Бог определяет грехи, церковь – отпускает, Пушкин с грехом злодейства не дает входить в царство избранности, ставя клеймо на самом злодействе.
Злодейство редко бывает одноразовым в уделах, где даже пластиковые стаканчики делают именными и заставляют служить многоразово.
– Не ремесленник! Сальери ремесло поставил лишь "подножием" искусству, – изворачиваются умельцы делать все из ничего в надежде на невежество читателя.
Пушкин изобличает "в науке искушенных" как ремесленников:
"Труден первый шаг
И скучен первый путь. Преодолел
Я ранние невзгоды. Ремесло
Поставил я подножием искусству;
Я сделался ремесленник: перстам
Придал послушную, сухую беглость
И верность уху. Звуки умертвив,
Музыку я разъял, как труп. Поверил
Я алгеброй гармонию. Тогда
Уже дерзнул, в науке искушенный,
Предаться неге творческой мечты"
Цеховики учатся по этой формуле успеха в ремесле, данной Пушкиным мягко, но твердо и навсегда обозначить ремесло, отделив его от творчества. Довольные обладанием ремеслом, практически скатерти-самобранки, в то же время они пытаются увернуться от самого термина "ремесленник", вычеркнув фразу, "Я сделался ремесленник". Хотят внутри быть "ремесленник", и на сытое свое содержание набросить форму таланта. Но талант – не форма. Они мучаются и нервничают всем цехом, а никак форму нужную натянуть на себя не могут: не знают, что такое талант.

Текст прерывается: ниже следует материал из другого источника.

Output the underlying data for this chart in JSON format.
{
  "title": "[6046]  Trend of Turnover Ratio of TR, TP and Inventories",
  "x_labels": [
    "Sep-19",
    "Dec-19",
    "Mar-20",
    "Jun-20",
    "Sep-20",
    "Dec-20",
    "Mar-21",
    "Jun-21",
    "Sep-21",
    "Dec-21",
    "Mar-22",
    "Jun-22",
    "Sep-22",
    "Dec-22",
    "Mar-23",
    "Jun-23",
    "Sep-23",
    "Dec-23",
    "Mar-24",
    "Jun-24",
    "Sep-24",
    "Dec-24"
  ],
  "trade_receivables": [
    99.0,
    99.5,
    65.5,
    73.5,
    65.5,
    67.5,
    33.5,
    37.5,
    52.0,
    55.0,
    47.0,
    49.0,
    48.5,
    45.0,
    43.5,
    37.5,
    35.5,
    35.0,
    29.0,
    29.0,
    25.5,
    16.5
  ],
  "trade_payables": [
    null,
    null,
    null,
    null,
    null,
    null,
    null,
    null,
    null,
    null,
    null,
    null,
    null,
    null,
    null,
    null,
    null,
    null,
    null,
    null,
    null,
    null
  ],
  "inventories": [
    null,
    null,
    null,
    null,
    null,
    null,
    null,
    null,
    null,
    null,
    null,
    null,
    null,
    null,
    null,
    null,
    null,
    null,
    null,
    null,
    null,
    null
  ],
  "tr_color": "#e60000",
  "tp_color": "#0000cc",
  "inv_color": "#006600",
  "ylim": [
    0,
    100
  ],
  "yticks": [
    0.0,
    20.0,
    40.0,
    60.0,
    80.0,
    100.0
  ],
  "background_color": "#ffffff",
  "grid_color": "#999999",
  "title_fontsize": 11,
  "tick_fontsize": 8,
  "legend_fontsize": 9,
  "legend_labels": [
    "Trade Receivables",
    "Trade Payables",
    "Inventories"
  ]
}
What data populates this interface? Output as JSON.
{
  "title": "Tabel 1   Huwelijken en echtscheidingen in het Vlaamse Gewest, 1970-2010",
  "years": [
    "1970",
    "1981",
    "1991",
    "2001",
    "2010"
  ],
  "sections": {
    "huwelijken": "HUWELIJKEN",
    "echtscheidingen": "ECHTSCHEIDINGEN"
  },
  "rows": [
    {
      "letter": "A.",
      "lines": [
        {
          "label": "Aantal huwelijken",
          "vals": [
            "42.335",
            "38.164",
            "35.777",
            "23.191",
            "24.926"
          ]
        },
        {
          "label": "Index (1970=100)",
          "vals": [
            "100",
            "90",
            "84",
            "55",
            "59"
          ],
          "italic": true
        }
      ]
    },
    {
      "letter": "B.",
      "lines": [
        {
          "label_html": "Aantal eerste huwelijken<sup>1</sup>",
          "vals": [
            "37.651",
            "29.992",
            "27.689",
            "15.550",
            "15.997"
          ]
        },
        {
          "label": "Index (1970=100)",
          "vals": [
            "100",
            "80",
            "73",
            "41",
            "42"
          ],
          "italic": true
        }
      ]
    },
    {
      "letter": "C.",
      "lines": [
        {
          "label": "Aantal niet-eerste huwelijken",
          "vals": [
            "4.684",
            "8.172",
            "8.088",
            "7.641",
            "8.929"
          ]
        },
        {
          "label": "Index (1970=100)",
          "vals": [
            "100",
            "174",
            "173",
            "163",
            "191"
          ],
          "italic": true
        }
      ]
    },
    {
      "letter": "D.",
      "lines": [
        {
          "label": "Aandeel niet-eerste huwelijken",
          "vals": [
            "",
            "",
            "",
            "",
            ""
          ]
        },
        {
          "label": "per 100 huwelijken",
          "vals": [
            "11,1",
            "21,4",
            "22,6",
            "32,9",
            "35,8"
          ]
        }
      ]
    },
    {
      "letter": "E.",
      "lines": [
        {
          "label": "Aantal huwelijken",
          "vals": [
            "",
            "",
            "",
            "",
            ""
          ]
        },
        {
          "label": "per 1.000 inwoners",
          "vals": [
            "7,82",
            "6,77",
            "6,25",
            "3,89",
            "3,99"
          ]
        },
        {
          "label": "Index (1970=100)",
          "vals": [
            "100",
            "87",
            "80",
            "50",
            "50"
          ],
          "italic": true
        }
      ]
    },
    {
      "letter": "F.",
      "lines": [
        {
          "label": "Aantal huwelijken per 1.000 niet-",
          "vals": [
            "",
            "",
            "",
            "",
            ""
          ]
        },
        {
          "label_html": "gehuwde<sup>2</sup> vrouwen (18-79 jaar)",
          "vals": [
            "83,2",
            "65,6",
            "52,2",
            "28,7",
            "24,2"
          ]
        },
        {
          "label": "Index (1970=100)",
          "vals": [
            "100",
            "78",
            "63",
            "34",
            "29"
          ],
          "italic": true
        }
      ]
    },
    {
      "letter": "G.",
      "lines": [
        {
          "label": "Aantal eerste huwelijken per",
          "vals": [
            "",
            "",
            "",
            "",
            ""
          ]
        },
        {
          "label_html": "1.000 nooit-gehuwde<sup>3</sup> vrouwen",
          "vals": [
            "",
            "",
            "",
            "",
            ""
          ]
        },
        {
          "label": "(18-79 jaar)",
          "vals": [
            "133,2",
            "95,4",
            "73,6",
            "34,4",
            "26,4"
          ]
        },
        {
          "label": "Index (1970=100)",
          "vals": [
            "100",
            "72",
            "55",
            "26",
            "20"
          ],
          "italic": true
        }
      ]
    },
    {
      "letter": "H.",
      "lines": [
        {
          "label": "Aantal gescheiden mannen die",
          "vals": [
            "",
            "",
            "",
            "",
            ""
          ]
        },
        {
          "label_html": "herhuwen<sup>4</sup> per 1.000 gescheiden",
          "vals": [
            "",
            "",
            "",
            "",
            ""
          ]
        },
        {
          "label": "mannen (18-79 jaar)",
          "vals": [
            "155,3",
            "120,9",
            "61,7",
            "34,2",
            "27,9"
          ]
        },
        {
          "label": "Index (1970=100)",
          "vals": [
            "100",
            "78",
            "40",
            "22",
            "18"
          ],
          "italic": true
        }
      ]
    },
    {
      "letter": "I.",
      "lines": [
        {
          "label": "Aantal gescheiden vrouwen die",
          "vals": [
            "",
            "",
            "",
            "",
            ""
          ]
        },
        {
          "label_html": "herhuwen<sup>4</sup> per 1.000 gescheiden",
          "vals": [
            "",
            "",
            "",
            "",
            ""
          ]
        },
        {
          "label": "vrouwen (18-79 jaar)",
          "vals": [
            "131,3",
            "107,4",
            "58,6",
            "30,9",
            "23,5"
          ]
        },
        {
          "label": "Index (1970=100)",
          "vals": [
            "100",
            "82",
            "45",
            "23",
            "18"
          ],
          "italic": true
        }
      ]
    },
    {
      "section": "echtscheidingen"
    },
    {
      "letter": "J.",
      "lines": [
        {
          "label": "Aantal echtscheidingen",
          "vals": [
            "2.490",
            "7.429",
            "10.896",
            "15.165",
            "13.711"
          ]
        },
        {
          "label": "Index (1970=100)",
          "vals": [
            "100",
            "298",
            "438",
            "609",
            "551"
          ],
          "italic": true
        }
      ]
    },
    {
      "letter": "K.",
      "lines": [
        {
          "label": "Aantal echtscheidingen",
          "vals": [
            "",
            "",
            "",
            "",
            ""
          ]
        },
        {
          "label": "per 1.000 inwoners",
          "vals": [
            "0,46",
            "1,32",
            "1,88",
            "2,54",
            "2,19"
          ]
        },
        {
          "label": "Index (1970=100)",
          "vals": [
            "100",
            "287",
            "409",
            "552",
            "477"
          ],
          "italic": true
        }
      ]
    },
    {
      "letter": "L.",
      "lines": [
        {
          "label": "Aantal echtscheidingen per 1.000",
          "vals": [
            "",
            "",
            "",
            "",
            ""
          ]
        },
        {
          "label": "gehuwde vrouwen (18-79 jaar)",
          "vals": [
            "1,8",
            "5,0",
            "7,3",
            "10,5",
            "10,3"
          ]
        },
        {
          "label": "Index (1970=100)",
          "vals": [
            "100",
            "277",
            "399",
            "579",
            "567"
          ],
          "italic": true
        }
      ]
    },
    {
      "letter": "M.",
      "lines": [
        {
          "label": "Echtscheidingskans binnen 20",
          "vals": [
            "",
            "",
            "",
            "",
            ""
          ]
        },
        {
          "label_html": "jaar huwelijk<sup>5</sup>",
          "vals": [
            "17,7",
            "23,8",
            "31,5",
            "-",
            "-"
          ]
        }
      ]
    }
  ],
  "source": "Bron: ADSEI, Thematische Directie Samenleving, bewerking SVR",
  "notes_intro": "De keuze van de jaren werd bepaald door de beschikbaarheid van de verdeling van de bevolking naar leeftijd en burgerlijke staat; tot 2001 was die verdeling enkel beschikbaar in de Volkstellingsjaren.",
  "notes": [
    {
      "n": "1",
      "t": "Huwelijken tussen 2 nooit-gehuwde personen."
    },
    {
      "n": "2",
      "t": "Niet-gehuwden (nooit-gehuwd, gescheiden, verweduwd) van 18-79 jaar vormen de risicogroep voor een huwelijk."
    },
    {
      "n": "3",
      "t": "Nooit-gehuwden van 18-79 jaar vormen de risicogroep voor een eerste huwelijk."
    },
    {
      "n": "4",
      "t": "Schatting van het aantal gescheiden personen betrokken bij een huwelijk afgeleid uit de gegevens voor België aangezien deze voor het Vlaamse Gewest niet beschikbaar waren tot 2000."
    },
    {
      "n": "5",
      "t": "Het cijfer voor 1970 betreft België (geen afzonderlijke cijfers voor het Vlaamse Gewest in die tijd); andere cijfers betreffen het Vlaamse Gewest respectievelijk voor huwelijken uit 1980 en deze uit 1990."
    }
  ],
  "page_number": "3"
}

Сальери – карьерист – фальсификатор-завистник, использовавший музыку как средство, занимавшийся плагиатом с честным видом последователя, травивший Моцарта, оказался несчастным малым: ему никто не поверил, кроме Пушкина, написавшего трагедию, Бетховена, запретившего приводить Россини к себе в дом отравителя Моцарта, и всех музыкантов, его современников, решивших предать забвению его творческий плагиат.
В тот самый момент, когда Сальери уже не мог прятать гений живого Моцарта в шипении своего свиста от Венской публики, где заправлял всем, и новый император Австрии, наблюдавший интриги Сальери внимательно, но беспомощно, еще будучи наследником получив власть, дал выход возмущению и решил назначить Моцарта на место Сальери; внезапно Моцарт гибнет с признаками ртутного отравления, весьма распространенного в среде завистников и наемных убийц того времени.
Сальери плачет, плетясь за гробом Моцарта, которого он организовал похоронить в общей яме.
Убитый горем Сальери на глазах у всех прячет Моцарта, беспомощно лежащего в гробу, так, чтобы никто точно не запомнил ни места захоронения, ни самого Сальери.
Сальери не признают убийцей сегодня, двести лет спустя, потому, что раз тело Моцарта не найдено, значит, нет и состава преступления. Может, Моцарт и жив еще, раз мертвым его никто не помнит. Сальери отказываются верить, что он, злодей, отравил Моцарта, потому, что принципы его ремесла, сегодняшними ремесленниками-последователями выставлены публике как талант. И современные не сомневаются в себе, причем, они только в себе и не сомневаются.
К тому же додумались они:
"– Что пользы, если Моцарт будет жив
И новой высоты еще достигнет?
Подымет ли он тем искусство? Нет;
Оно падет опять, как он исчезнет".
Ну и решили не выносить сор из цеха. К тому же ремесленники-то живы и вечны, а вечный Моцарт мертв.
Где ремесло там цех и профсоюзы.
При хорошо налаженных средствах массовой информации правда за теми, кто у микрофона.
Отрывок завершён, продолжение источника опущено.